A new research study released by the Donahue Institute at the University of Massachusetts in conjunction with UMass Dartmouth has revealed that human services sector employment in the Bay State increased nearly 48 percent during the years spanning 2003-2011, a fact many in the industry will surely find to be a source of encouragement. In addition, the report indicated that the 145,000 members of that sector generated disposable income in an amount ultimately responsible for a $3.4 billion statewide economic impact in 2011 alone.
The study had been commissioned by The Providers’ Council, a leading association for community-based groups across the Commonwealth. Creation of the report was overseen by David Jordan, CEO of Seven Hills Foundation, together with fellow Providers’ Council committee members who had been charged with the task. Formally released at the Statehouse, the report also declared that the 145,000 jobs comprising the human services sector equated to 5 percent of the total jobs within the state, and that this sector had increased in size more rapidly than anticipated.

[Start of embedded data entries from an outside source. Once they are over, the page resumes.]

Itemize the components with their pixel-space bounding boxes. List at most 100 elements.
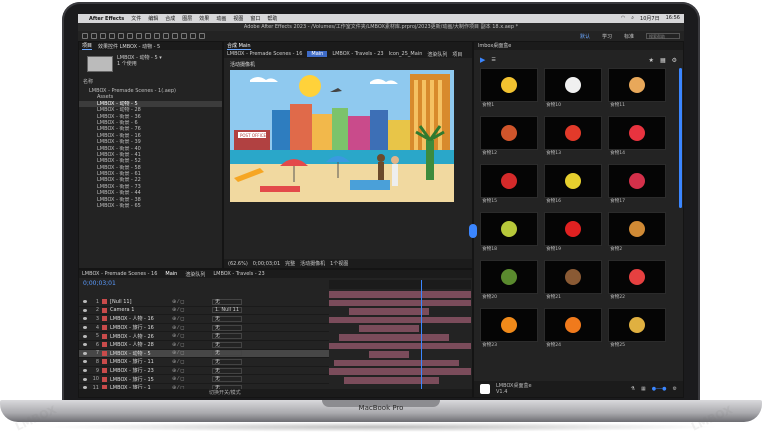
- library-thumbnail[interactable]: [480, 260, 538, 294]
- library-thumbnail[interactable]: [544, 164, 602, 198]
- visibility-eye-icon[interactable]: [83, 334, 87, 338]
- library-item[interactable]: 食物1: [480, 68, 538, 112]
- comp-tab-icon[interactable]: Icon_25_Main: [389, 51, 423, 57]
- layer-row[interactable]: 5 LMBOX - 人物 - 26 ⊕ ⁄ ◻ 无: [79, 332, 329, 341]
- layer-duration-bar[interactable]: [334, 359, 459, 367]
- layer-switches[interactable]: ⊕ ⁄ ◻: [172, 350, 212, 356]
- library-thumbnail[interactable]: [608, 212, 666, 246]
- library-item[interactable]: 食物10: [544, 68, 602, 112]
- library-item[interactable]: 食物25: [608, 308, 666, 352]
- shape-tool-icon[interactable]: [145, 33, 151, 39]
- library-item[interactable]: 食物22: [608, 260, 666, 304]
- brush-tool-icon[interactable]: [172, 33, 178, 39]
- layer-track[interactable]: [329, 333, 471, 342]
- layer-duration-bar[interactable]: [329, 299, 471, 307]
- layer-row[interactable]: 2 Camera 1 ⊕ ⁄ ◻ 1. Null 11: [79, 307, 329, 316]
- layer-duration-bar[interactable]: [339, 333, 449, 341]
- eraser-tool-icon[interactable]: [190, 33, 196, 39]
- layer-name[interactable]: LMBOX - 动物 - 5: [110, 350, 172, 357]
- layer-name[interactable]: LMBOX - 旅行 - 11: [110, 358, 172, 365]
- layer-switches[interactable]: ⊕ ⁄ ◻: [172, 376, 212, 382]
- comp-tab-render[interactable]: 渲染队列: [427, 51, 447, 58]
- library-thumbnail[interactable]: [608, 308, 666, 342]
- flask-icon[interactable]: ⚗: [631, 386, 635, 392]
- menu-view[interactable]: 视图: [233, 15, 243, 22]
- menubar-app-name[interactable]: After Effects: [89, 16, 124, 22]
- layer-parent-select[interactable]: 无: [212, 350, 242, 357]
- visibility-eye-icon[interactable]: [83, 317, 87, 321]
- layer-label-color[interactable]: [102, 325, 107, 331]
- comp-tab-main[interactable]: Main: [307, 51, 328, 57]
- library-thumbnail[interactable]: [480, 164, 538, 198]
- layer-name[interactable]: LMBOX - 旅行 - 23: [110, 367, 172, 374]
- menu-icon[interactable]: ☰: [491, 57, 495, 63]
- layer-switches[interactable]: ⊕ ⁄ ◻: [172, 325, 212, 331]
- play-icon[interactable]: ▶: [480, 56, 485, 64]
- pan-tool-icon[interactable]: [136, 33, 142, 39]
- search-icon[interactable]: ⌕: [631, 15, 634, 22]
- layer-track[interactable]: [329, 299, 471, 308]
- library-thumbnail[interactable]: [480, 212, 538, 246]
- workspace-standard[interactable]: 标准: [624, 33, 634, 40]
- library-thumbnail[interactable]: [544, 260, 602, 294]
- project-tree-item[interactable]: LMBOX - 街景 - 65: [79, 203, 222, 209]
- layer-name[interactable]: LMBOX - 旅行 - 16: [110, 324, 172, 331]
- zoom-level[interactable]: (62.6%): [228, 261, 248, 267]
- library-thumbnail[interactable]: [544, 212, 602, 246]
- menu-window[interactable]: 窗口: [250, 15, 260, 22]
- library-item[interactable]: 食物14: [608, 116, 666, 160]
- wifi-icon[interactable]: ◠: [621, 15, 625, 22]
- visibility-eye-icon[interactable]: [83, 300, 87, 304]
- layer-label-color[interactable]: [102, 333, 107, 339]
- layer-switches[interactable]: ⊕ ⁄ ◻: [172, 342, 212, 348]
- layer-duration-bar[interactable]: [329, 368, 471, 375]
- library-thumbnail[interactable]: [608, 260, 666, 294]
- help-search-input[interactable]: 搜索帮助: [646, 32, 680, 39]
- library-scrollbar[interactable]: [679, 68, 682, 208]
- layer-label-color[interactable]: [102, 376, 107, 382]
- layer-parent-select[interactable]: 无: [212, 376, 242, 383]
- composition-viewer[interactable]: POST OFFICE: [230, 70, 454, 202]
- visibility-eye-icon[interactable]: [83, 308, 87, 312]
- layer-duration-bar[interactable]: [329, 342, 471, 350]
- layer-row[interactable]: 10 LMBOX - 旅行 - 15 ⊕ ⁄ ◻ 无: [79, 375, 329, 384]
- layer-name[interactable]: LMBOX - 旅行 - 15: [110, 376, 172, 383]
- visibility-eye-icon[interactable]: [83, 351, 87, 355]
- layer-track[interactable]: [329, 316, 471, 325]
- current-time-indicator[interactable]: [421, 280, 422, 397]
- timeline-timecode[interactable]: 0;00;03;01: [83, 280, 116, 287]
- timeline-tab-render[interactable]: 渲染队列: [185, 271, 205, 278]
- settings-icon[interactable]: ⚙: [672, 57, 677, 64]
- comp-tab-travels[interactable]: LMBOX - Travels - 23: [332, 51, 383, 57]
- library-item[interactable]: 食物23: [480, 308, 538, 352]
- library-thumbnail[interactable]: [608, 164, 666, 198]
- layer-label-color[interactable]: [102, 299, 107, 305]
- type-tool-icon[interactable]: [163, 33, 169, 39]
- layer-switches[interactable]: ⊕ ⁄ ◻: [172, 307, 212, 313]
- layer-row[interactable]: 4 LMBOX - 旅行 - 16 ⊕ ⁄ ◻ 无: [79, 324, 329, 333]
- timeline-tab-main[interactable]: Main: [165, 271, 177, 277]
- layer-duration-bar[interactable]: [359, 325, 419, 332]
- home-tool-icon[interactable]: [82, 33, 88, 39]
- menu-animation[interactable]: 动画: [216, 15, 226, 22]
- tab-project[interactable]: 项目: [82, 42, 93, 50]
- viewer-timecode[interactable]: 0;00;03;01: [253, 261, 280, 267]
- layer-name[interactable]: LMBOX - 人物 - 16: [110, 315, 172, 322]
- library-item[interactable]: 食物16: [544, 164, 602, 208]
- layer-track[interactable]: [329, 307, 471, 316]
- comp-tab-project[interactable]: 项目: [452, 51, 462, 58]
- library-thumbnail[interactable]: [480, 68, 538, 102]
- layer-name[interactable]: LMBOX - 人物 - 28: [110, 341, 172, 348]
- views-select[interactable]: 1个视图: [330, 260, 348, 267]
- project-column-name[interactable]: 名称: [83, 78, 93, 85]
- library-thumbnail[interactable]: [544, 308, 602, 342]
- layer-switches[interactable]: ⊕ ⁄ ◻: [172, 368, 212, 374]
- layer-track[interactable]: [329, 350, 471, 359]
- layer-track[interactable]: [329, 367, 471, 376]
- library-thumbnail[interactable]: [480, 308, 538, 342]
- time-ruler[interactable]: [329, 280, 471, 289]
- library-item[interactable]: 食物18: [480, 212, 538, 256]
- menu-file[interactable]: 文件: [131, 15, 141, 22]
- layer-duration-bar[interactable]: [349, 308, 429, 315]
- library-item[interactable]: 食物15: [480, 164, 538, 208]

Other key findings in the report include the fact that, despite sector growth, state budgetary allocations for spending on human services shrunk from 11.8 percent in FY 2003 to just 9.8 in FY 2014, something fiscal watchdogs are likely to applaud. Also of note was the discovery that out of all industries represented within Massachusetts, human services included the highest rate of employees with a defined disability, at 6.5 percent.